Yes, under reasonable assumptions on the underlying measure space, the essentual supremum is again measurable.
To see this, I will assume that $(Y, B,\mu)$ is $\sigma$ finite. Assumptions on the other factor $(X, A)$ are not necessary. In general, some assumption like $\sigma$-finiteness is necessary, since by taking the counting measure, we can always achieve equality of esssup and the "ordinary" supremum and as you noted, this supremum need not be measurable.

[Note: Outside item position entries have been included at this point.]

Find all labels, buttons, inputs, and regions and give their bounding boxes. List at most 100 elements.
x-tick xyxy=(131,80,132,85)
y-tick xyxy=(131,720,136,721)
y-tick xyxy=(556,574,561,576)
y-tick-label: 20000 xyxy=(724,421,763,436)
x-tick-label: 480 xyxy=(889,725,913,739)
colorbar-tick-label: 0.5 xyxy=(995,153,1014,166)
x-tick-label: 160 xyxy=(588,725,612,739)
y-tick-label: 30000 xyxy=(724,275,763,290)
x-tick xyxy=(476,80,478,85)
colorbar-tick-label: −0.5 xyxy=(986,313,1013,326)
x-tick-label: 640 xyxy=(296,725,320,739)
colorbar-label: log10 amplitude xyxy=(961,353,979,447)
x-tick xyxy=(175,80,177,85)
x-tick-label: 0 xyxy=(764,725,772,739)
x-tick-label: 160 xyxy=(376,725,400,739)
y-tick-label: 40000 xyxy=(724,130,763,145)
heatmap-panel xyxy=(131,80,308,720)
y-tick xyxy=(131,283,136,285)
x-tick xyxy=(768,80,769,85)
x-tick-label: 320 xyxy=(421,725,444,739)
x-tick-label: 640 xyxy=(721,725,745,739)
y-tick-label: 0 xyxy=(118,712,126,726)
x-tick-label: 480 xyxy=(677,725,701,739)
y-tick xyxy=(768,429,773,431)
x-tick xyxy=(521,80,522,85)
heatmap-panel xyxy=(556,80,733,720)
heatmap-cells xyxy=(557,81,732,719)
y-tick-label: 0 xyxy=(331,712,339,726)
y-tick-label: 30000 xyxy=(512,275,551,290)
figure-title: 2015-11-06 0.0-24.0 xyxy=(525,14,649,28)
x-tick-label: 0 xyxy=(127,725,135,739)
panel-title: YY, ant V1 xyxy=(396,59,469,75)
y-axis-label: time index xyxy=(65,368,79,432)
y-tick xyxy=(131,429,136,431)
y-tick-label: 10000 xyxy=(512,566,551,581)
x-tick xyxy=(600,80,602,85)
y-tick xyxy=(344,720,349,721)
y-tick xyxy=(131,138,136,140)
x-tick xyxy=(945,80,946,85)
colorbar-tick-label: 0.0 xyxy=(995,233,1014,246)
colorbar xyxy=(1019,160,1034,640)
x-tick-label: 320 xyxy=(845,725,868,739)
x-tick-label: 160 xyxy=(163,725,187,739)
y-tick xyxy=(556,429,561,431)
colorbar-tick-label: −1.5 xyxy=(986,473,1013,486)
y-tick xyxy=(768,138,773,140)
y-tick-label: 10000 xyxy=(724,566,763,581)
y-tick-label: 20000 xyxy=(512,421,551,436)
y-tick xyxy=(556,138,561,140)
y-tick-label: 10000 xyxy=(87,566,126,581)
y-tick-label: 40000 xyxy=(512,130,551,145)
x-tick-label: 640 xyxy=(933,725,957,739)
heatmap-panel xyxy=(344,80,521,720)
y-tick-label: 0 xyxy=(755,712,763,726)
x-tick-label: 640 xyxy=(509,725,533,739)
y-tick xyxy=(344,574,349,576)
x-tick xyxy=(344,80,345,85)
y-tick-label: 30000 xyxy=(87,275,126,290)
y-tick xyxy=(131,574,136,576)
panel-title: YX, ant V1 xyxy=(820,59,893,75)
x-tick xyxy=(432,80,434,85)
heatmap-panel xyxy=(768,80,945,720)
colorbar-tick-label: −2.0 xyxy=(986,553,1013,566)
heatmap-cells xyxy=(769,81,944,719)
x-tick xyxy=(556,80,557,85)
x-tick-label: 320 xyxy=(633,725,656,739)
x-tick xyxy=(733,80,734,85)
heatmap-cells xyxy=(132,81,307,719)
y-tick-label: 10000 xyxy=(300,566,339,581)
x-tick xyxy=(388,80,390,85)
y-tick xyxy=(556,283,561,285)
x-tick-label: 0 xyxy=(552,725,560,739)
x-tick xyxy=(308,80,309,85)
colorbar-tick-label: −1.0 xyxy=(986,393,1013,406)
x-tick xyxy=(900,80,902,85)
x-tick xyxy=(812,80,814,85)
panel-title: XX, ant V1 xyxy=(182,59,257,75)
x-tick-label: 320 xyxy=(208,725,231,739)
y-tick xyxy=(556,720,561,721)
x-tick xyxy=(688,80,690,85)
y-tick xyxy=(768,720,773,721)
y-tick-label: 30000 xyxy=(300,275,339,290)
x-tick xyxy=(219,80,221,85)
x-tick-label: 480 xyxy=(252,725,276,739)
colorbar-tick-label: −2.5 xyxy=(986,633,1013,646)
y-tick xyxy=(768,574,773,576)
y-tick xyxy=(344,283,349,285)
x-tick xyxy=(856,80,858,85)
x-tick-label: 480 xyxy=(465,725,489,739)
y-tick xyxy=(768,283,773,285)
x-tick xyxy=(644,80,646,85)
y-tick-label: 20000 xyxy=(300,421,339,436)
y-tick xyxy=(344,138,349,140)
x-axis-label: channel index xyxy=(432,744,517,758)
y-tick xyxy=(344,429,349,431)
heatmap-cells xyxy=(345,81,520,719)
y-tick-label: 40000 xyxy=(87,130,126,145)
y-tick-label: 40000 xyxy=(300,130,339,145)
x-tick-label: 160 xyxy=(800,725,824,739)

Let us first assume that $f \geq 0$. Since $Y = \bigcup_n Y_n$ with $Y_n$ of finite measure and because of
$$
\Vert f(x, \cdot) \Vert_{L^\infty (Y)} = \sup_n \Vert f(x, \cdot) \Vert_{L^\infty (Y_n)}, \qquad \qquad (1)
$$
it suffices to assume that $\mu(Y) < \infty$.
Furthermore, by replacing $f$ by $f_N := f \cdot 1_{|f| \leq N}$ and noting
$$
\Vert f (x, \cdot) \Vert_\infty = \lim_N \Vert f_N (x, \cdot) \Vert_\infty, \qquad \qquad (2)
$$
we see that we can assume $f$ to be bounded. In particular (since $Y$ is of finite measure), we have $f(x, \cdot) \in L^p(\mu)$ for all $p$.
Now, this (Limit of $L^p$ norm) question shows
$$
\Vert f(x, \cdot) \Vert_\infty = \lim_n \Vert f(x, \cdot) \Vert_n,
$$
so that it suffices to show that $x \mapsto \Vert f(x, \cdot) \Vert_p$ is measurable for each $1 \leq p< \infty$. For this, it is enough to show that $x \mapsto \Vert f(x,\cdot) \Vert_p^p$ is measurable.
But $|f|^p$ is measurable with respect to the product $\sigma$ algebra and $Y$ is a finite measure space. Thus, part of the statement of the Fubini-Tonelli theorem implies that
$$
x \mapsto \int_Y |f(x,y)|^p \, d\mu(y) = \Vert f(x, \cdot)\Vert_p^p
$$
is measurable.
It remains to remove the assumption $f \geq 0$. As above, it suffices to assume that $f$ is bounded, say $|f| \leq M$. But then we have $M + f \geq 0$ and this function is measurable. Thus,
$$
x \mapsto \Vert M+f \Vert_\infty = \mathrm{esssup}_y \,\, M + f(x,y) = M + \mathrm{esssup}_y \,\, f(x,y)
$$
is measurable as seen above. By subtracting $M$ (which retains measurability), we obtain the claim.
EDIT: Here are some more details. First, let us prove (1) from above. For this, let $g = f(x, \cdot)$. It is trivial that $\Vert g \Vert_{L^\infty(Y_n)} \leq \Vert g \Vert_{L^\infty (Y)}$. For the converse direction, let $\alpha := \sup_n \Vert g \Vert_{L^\infty (Y_n)}$ and note $|g| \leq \alpha$ almost everywhere on $Y_n$ for each $n \in \Bbb{N}$. Since countable unions of null-sets are null-sets, we get $|g| \leq \alpha$ almost everywhere on $Y = \bigcup_n Y_n$ and thus $\Vert g \Vert_{L^\infty (Y_n)} \leq \alpha$, so that we have equality.
Now, note that if $(g_n)_n$ is a sequence of measurable functions, then $\sup_n g_n$ is also measurable, since we have $\sup_n g_n = \lim_k \max_{\ell = 1,\dots, k} g_k$ and it is easy to see that the maximum of finitely many measurable functions is again measurable.
The proof of equation (2) is similar to that of equation (1). Again, the estimate $\geq$ is trivial. Furthermore, if $\alpha := \lim_n \Vert f_N (x, \cdot) \Vert_\infty = \sup_n \Vert f_N (x, \cdot) \Vert_\infty$, then $|f_N| \leq \alpha$ almost everywhere for each $N$. Since $|f| = \lim_N |f_N|$, this implies $|f| \leq \alpha$ almost everywhere, so that we get equality.